The impact of the explosion knocked over people 10 miles away in Galveston, shattered windows 40 miles away in Houston and registered on a seismograph in Colorado. It knocked two planes out of the sky and “caused a fifteen-foot tidal wave that crashed onto the dock and flooded the surrounding area,” writes Texas City’s Moore Memorial Public Library.

“A reporter flying over the scene likened it to bomb destruction of European cities in the recent war,” wrote The Associated Press. “The mushrooming cloud of smoke that arose was described as resembling the aftermath of the atom bombing of Hiroshima.”
The 27 Texas City firefighters were all killed, along with many longshoreman, sailors and bystanders. Hundreds more were killed either in the initial explosion or one of the secondary disasters caused by the explosion. The military, local hospitals, the Red Cross and other organizations sent in relief, setting up temporary hospitals and shelters.

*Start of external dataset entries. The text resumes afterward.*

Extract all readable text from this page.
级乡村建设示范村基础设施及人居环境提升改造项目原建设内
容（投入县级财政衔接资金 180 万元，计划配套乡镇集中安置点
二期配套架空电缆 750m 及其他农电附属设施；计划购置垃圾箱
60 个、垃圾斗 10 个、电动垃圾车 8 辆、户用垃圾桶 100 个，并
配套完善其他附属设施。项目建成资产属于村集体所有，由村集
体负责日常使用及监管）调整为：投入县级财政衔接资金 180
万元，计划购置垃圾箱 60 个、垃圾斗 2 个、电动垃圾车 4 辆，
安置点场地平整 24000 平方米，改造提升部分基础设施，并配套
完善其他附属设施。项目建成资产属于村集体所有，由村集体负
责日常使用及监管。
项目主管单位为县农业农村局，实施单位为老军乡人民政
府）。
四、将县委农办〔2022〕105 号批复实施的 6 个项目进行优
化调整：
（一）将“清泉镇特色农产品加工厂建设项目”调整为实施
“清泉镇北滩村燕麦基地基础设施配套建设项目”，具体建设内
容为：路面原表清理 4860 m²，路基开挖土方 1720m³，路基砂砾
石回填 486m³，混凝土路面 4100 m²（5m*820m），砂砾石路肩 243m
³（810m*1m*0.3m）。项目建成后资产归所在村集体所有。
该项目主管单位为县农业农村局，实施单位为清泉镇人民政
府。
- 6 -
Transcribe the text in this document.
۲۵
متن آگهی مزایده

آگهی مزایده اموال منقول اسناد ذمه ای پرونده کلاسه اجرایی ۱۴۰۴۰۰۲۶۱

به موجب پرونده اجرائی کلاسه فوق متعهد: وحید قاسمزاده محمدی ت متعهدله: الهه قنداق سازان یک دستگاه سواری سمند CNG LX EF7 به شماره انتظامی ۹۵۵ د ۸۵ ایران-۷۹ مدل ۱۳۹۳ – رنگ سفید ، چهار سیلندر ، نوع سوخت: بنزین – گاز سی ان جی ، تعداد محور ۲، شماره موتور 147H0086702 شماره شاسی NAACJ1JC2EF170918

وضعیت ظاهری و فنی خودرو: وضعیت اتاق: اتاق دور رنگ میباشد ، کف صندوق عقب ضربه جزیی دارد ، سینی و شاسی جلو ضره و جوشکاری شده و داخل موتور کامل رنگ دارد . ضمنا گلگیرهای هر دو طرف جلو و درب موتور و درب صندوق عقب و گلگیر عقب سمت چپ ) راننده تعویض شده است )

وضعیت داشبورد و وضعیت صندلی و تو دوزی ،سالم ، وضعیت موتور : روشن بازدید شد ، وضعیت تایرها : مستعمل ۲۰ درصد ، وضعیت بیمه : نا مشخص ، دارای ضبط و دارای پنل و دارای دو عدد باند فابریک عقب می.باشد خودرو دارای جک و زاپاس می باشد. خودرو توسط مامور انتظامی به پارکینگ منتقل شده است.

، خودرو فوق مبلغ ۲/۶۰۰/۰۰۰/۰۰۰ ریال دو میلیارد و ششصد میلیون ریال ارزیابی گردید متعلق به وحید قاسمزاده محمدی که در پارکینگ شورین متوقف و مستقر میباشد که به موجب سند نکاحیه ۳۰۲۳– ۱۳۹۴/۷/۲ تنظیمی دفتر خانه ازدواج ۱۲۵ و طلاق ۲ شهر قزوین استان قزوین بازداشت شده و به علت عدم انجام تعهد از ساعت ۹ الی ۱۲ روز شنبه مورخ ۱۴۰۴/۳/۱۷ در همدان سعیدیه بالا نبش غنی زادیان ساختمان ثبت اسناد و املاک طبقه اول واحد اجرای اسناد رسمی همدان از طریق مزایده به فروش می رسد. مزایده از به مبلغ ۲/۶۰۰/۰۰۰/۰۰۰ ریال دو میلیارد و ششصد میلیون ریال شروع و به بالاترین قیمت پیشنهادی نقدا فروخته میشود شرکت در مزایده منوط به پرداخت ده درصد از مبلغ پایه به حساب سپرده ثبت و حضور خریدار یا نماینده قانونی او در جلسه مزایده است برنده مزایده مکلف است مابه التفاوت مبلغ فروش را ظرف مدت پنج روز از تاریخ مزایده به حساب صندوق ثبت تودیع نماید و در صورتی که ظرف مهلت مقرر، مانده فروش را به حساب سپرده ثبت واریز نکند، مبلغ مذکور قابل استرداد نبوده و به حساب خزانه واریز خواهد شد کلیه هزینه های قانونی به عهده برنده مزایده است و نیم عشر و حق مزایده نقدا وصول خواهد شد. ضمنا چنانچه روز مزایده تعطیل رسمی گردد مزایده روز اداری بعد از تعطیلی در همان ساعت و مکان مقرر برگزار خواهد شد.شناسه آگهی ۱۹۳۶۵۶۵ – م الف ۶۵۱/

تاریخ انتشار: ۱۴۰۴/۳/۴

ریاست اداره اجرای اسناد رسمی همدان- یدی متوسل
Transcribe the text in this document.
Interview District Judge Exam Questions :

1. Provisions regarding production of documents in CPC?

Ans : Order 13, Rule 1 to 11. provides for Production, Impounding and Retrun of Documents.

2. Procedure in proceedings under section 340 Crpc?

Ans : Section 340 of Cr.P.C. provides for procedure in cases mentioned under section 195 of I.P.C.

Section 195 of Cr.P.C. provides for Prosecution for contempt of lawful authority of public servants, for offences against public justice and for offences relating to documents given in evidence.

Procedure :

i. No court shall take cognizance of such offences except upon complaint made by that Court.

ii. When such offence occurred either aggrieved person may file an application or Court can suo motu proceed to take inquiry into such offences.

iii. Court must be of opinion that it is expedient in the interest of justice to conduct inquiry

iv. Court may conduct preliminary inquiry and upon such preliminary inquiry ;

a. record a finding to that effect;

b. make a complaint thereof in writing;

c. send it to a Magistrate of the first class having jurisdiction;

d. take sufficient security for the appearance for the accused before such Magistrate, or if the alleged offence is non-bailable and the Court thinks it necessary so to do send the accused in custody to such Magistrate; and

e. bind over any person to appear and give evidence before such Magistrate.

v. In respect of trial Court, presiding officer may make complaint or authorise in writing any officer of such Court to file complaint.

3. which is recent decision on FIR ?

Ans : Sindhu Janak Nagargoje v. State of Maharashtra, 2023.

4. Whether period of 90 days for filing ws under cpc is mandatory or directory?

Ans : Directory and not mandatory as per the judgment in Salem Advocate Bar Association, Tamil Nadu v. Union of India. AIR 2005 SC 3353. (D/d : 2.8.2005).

The danger was not over for Texas City, however. The High Flyer, a ship carrying 1,000 tons of ammonium nitrate, had caught fire in the aftermath of the Grandcamp explosion. It burned for the entire day as the area around it was evacuated; finally, at 1:00 a.m., it exploded, killing two, destroying a nearby ship and causing even more damage to the port area.

Lawsuit and Victims’ Aid

The blast killed at least 576 people, injured thousands more, and caused an estimated $67 million in property damage, according to the Handbook of Texas.

There were hundreds of lawsuits filed on behalf of victims; many of these lawsuits were combined into a single lawsuit, the country’s first class action lawsuit. The case, Dalehite v. United States, was decided in 1953 by the Supreme Court, which ruled in favor of the government.

Though the victims lost the lawsuit, Congress passed a bill in 1955 that provided $17 million to nearly 1,400 claimants. The government also created new regulations on the storage, transportation and handling of ammonium nitrate in the years following the disaster.